Ella- Czy zdarzyły się wam jakieś wpadki czy wstydliwe momenty w Waszej karierze?

beFour- Hmmm… nie chcemy się zawstydzać bardziej niż to potrzebne ;) Ale być może Dan ma coś do powiedzenia na ten temat?

Dan- Super, dzięki koledzy! Ok, mogę Wam opowiedzieć małą historyjkę. Kiedyś podczas próby przed koncertem trochę sie wygłupiałem i zacząłem śpiewać do mikrofonu bardzo głośno i bardzo źle. Myślałem że mikrofon nie jest podłączony i że nikt mnie nie usłyszy. Ale gdy tak okropnie fałszowałem nagle zdałem sobie sprawę że wszyscy na mnie patrzą! Cała ekipa techniczna, przechodzący ludzie oraz reszta zespołu po prostu umierali ze śmiechu i dziwnie się na mnie patrzyli! Okazało sie że mikrofon był włączony i ludzie chyba pomyśleli że ja naprawdę śpiewam tak okropnie… Ale mi się zrobiło głupio!

Max- Czy byliście już kiedyś zakochani?

beFour- Wow, już zadajecie nam pytania osobiste! Ale z Was dociekliwi reporterzy… ;) Odpowiedz brzmi TAK! Kochamy naszą muzykę i naszych fanów! Ale wiesz co Max, chyba każdy prędzej czy później się zakochuje, prawda? Ella, słyszeliśmy że jesteś zakochana, czy to prawda?

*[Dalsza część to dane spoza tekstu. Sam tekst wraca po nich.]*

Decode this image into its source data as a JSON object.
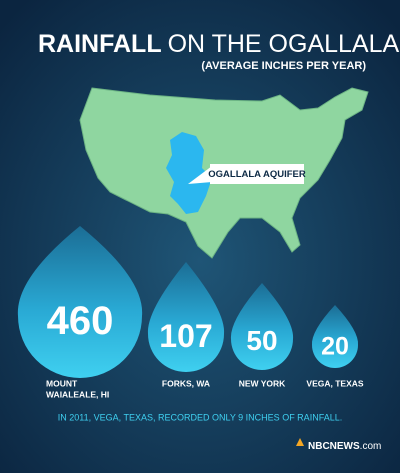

Ella- Co takiego? Ja? Hmmm, wrócmy do wywiadu… Jak staliście się sławni?

beFour- Oczywiście zawsze marzyliśmy o tym aby jeździć po świecie i koncertować. Aby do tego dojść bardzo ciężko pracowaliśmy no i mieliśmy też trochę szczęścia po drodze! I oto jesteśmy! Fani polubili naszą muzykę i to głównie dzięki nim możemy tu być!

Max- Co Wam się najbardziej podoba w byciu członkiem zespołu beFour?

beFour – Odpowiedź na to pytanie jest prosta! Muzyka i fani sa naszą najlepsza nagrodą! Mamy dużo szczęścia że mozemy robić coś co nas pasjonuje! beFour to całe nasze życie!

Ella- Którą z pośród waszych piosenek lubicie najbardziej?

beFour- Piosenka “No Limit” nam się bardzo podoba ponieważ ma dużą moc i jest świetna do tańczenia na parkiecie!

Max- Bardzo Wam dziękujemy za ten wyjątkowy wywiad i już nie możemy się doczekać Waszego koncertu na Panfu!

beFour- Cała przyjemność po naszej stronie! Uwielbiamy Panfu i mieszkańców tej cudownej wyspy!

Ella- Mała informacja dla Waszych fanów: możecie pobrać specjalną kartkę z autografem beFour i wydrukować ją z komputera!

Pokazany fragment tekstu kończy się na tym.